Why did Germany, a country just rebuilt after the traumatic partition imposed on it after World War II, take the active role in the Balkan geopolitical overhaul? Napoleon used to say that every nation’s politics stems from its geography. The concept applies perfectly to the late 1980ies — early 1990ies situation in Europe on the whole and at the Balkans in particular.
It should be realized that following the collapse of the eastern bloc and the unification of the two Germanies, Berlin saw itself as the strongest player in Europe and actively sought European leadership over which it traditionally competed with France. US military bases that Germany continued to host in the framework of its international obligations after the withdrawal of the Soviet forces presented the main obstacle in the way of the country’s aspirations. There were indications that Germany hoped to have the problem resolved by shifting the bases to the Balkans, where their existence could be based not on Soviet-era international agreements but on a NATO mandate, and where Germany could be guaranteed a place among the key players. What it needed to make the plan materialize was a serious pretext for the Balkan expansion, and the process including the break-up of Yugoslavia and the emergence of several protracted ethnic conflicts spread over its former territory conveniently provided one. The implementation of the scenario began in Slovenia and Croatia, where, due to historic reasons, the German influence was deeply rooted. Already in the 1980ies the German intelligence service had strong positions in Slovenia and especially in Croatia as various émigré nationalist and extremist groups it sponsored gradually made inroads into the administrations. German advisers and NGO envoys flocked to Croatia in numbers in 1989-1990. It was due to their activity that eventually the republic became the scene of the first armed clashes in the former Yugoslavia, which scared even the no less active US representatives.
In May, 1990 Croatia’s First President Fanjo Tudman introduced a new constitution (put together largely under German advisers’ supervision) via the parliament dominated by pro-independence forces. It proclaimed that Croatia was a national state of the Croats and other peoples inhabiting it rather than, as formulated previously, the state of the Croatian and Serbian peoples as well as of others inhabiting it. The legal subtlety automatically left Serbs who used to be a state-forming nation in the position of a minority. Discontent with the downgrade, Serbs launched a referendum of their own in August 1990, during which, however, their response was limited to asserting their right to sovereignty and autonomy within Croatia. Secession was not on the agenda, but the Croatian government nevertheless resorted to force to prevent the referendum from taking place, and the moment marked the onset of the armed conflict in the republic.

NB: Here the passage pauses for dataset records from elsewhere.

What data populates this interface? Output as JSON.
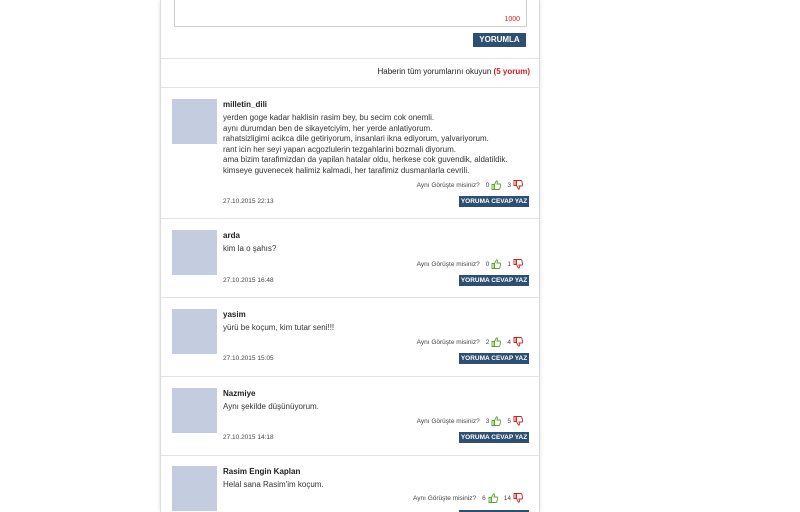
{
  "comment_form": {
    "char_counter": "1000",
    "submit_label": "YORUMLA"
  },
  "all_comments": {
    "link_text": "Haberin tüm yorumlarını okuyun",
    "count_text": "(5 yorum)"
  },
  "vote_question": "Aynı Görüşte misiniz?",
  "reply_label": "YORUMA CEVAP YAZ",
  "colors": {
    "button_bg": "#2d4f72",
    "counter": "#d21e1e",
    "like": "#5aa02c",
    "dislike": "#d21e1e"
  },
  "comments": [
    {
      "user": "milletin_dili",
      "lines": [
        "yerden goge kadar haklisin rasim bey, bu secim cok onemli.",
        "aynı durumdan ben de sikayetciyim, her yerde anlatiyorum.",
        "rahatsizligimi acikca dile getiriyorum, insanlari ikna ediyorum, yalvariyorum.",
        "rant icin her seyi yapan acgozlulerin tezgahlarini bozmali diyorum.",
        "ama bizim tarafimizdan da yapilan hatalar oldu, herkese cok guvendik, aldatildik.",
        "kimseye guvenecek halimiz kalmadi, her tarafimiz dusmanlarla cevrili."
      ],
      "likes": "0",
      "dislikes": "3",
      "date": "27.10.2015 22:13"
    },
    {
      "user": "arda",
      "lines": [
        "kim la o şahıs?"
      ],
      "likes": "0",
      "dislikes": "1",
      "date": "27.10.2015 16:48"
    },
    {
      "user": "yasim",
      "lines": [
        "yürü be koçum, kim tutar seni!!!"
      ],
      "likes": "2",
      "dislikes": "4",
      "date": "27.10.2015 15:05"
    },
    {
      "user": "Nazmiye",
      "lines": [
        "Aynı şekilde düşünüyorum."
      ],
      "likes": "3",
      "dislikes": "5",
      "date": "27.10.2015 14:18"
    },
    {
      "user": "Rasim Engin Kaplan",
      "lines": [
        "Helal sana Rasim'im koçum."
      ],
      "likes": "6",
      "dislikes": "14",
      "date": ""
    }
  ]
}
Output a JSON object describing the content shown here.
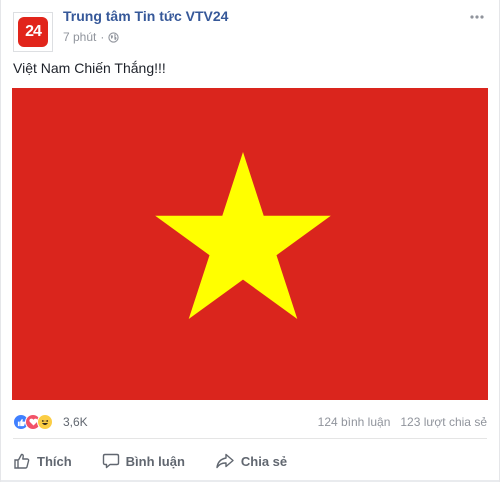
{
  "post": {
    "page_name": "Trung tâm Tin tức VTV24",
    "avatar_text": "24",
    "time": "7 phút",
    "separator": "·",
    "caption": "Việt Nam Chiến Thắng!!!"
  },
  "stats": {
    "reaction_count": "3,6K",
    "comments": "124 bình luận",
    "shares": "123 lượt chia sẻ"
  },
  "actions": {
    "like": "Thích",
    "comment": "Bình luận",
    "share": "Chia sẻ"
  },
  "colors": {
    "flag_red": "#da251d",
    "flag_star": "#ffff00",
    "link_blue": "#365899",
    "avatar_red": "#e1251b",
    "like_blue": "#4080ff",
    "love_red": "#f25268",
    "haha_yellow": "#fbcd44"
  },
  "icons": [
    "globe-icon",
    "more-options-icon",
    "like-reaction-icon",
    "love-reaction-icon",
    "haha-reaction-icon",
    "thumbs-up-icon",
    "comment-icon",
    "share-icon"
  ]
}
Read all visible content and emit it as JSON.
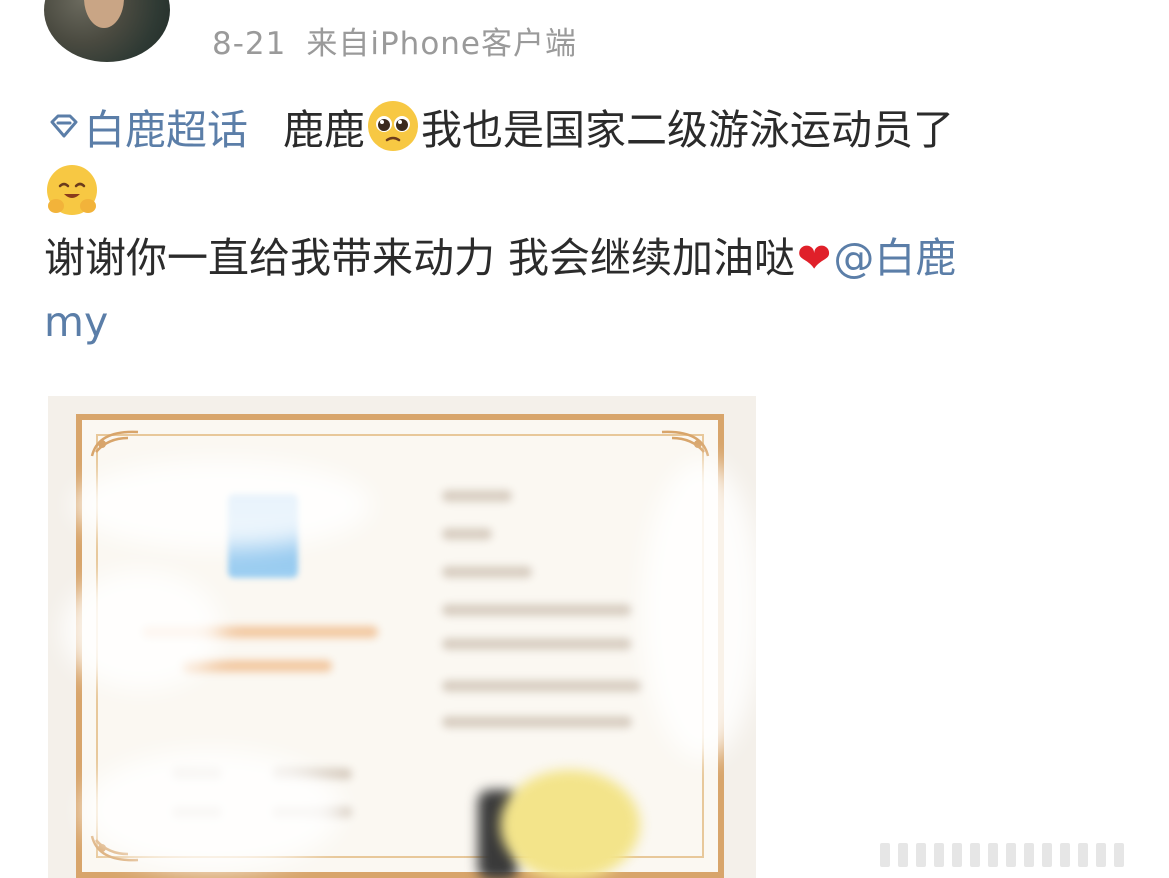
{
  "post": {
    "date": "8-21",
    "source": "来自iPhone客户端",
    "topic_name": "白鹿超话",
    "line1_a": "鹿鹿",
    "line1_b": "我也是国家二级游泳运动员了",
    "line3": "谢谢你一直给我带来动力 我会继续加油哒",
    "heart": "❤",
    "mention_a": "@白鹿",
    "mention_b": "my"
  },
  "icons": {
    "topic": "diamond-topic-icon",
    "emoji1": "pleading-face-emoji",
    "emoji2": "hugging-face-emoji"
  },
  "colors": {
    "link": "#5b7ea8",
    "text": "#2b2b2b",
    "meta": "#9a9a9a",
    "heart": "#e0202a"
  },
  "image": {
    "description_alt": "blurred swimming athlete certificate"
  }
}
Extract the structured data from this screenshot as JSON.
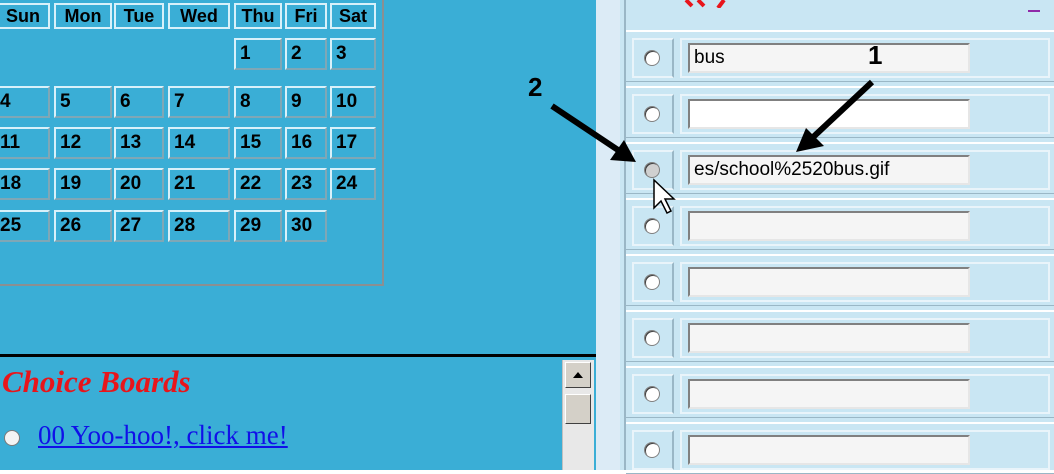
{
  "calendar": {
    "days": [
      "Sun",
      "Mon",
      "Tue",
      "Wed",
      "Thu",
      "Fri",
      "Sat"
    ],
    "weeks": [
      [
        "",
        "",
        "",
        "",
        "1",
        "2",
        "3"
      ],
      [
        "4",
        "5",
        "6",
        "7",
        "8",
        "9",
        "10"
      ],
      [
        "11",
        "12",
        "13",
        "14",
        "15",
        "16",
        "17"
      ],
      [
        "18",
        "19",
        "20",
        "21",
        "22",
        "23",
        "24"
      ],
      [
        "25",
        "26",
        "27",
        "28",
        "29",
        "30",
        ""
      ]
    ]
  },
  "choice_boards": {
    "title": "Choice Boards",
    "link": "00 Yoo-hoo!, click me!"
  },
  "picture_fields": [
    {
      "value": "bus"
    },
    {
      "value": ""
    },
    {
      "value": "es/school%2520bus.gif"
    },
    {
      "value": ""
    },
    {
      "value": ""
    },
    {
      "value": ""
    },
    {
      "value": ""
    },
    {
      "value": ""
    }
  ],
  "annotations": {
    "label_1": "1",
    "label_2": "2"
  },
  "colors": {
    "panel_blue": "#3aaed6",
    "title_red": "#e8151b",
    "link_blue": "#1010e8"
  }
}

Serbs of Croatia offered a political solution even after the incident. On September 30, 1990 the Serbian National Council proclaimed the autonomy of the Serbian people on the ethnic and historical territories they inhabited within Croatia as a member of Yugoslavia, but Zagreb’s course agreed with German advisers remained unchanged. The new Croatian constitution entered into force on December 22, and the very next day the neighboring Slovenia called an independence referendum during which 94% of the ballots were cast in favor of separation from Yugoslavia. Interestingly, over the weeks preceding the enactment of Tudman’s constitution Washington kept calling the Croatian leaders to exercise restraint and to avoid steps prone with an armed escalation. Still, Berlin’s influence prevailed, and German advisers managed to convince their Croatian protégées to act resolutely. On May 19, 1991 the Croatian administration held a referendum with over 94% of those who went to the polling booths opting for immediate secession. The Serbs of Croatia did not attend, and Germany assisted by Vatican promptly ensured the European recognition of the two new independent countries. Soon Sarajevo followed the suit, massive fighting swept across the Balkans, NATO got the desired pretext for intervention, and Germany emerged as the key force in the new European geopolitical architecture.
Praising the German unification, we should not forget how the fall of the Berlin Wall cast a shadow over other countries and their peoples.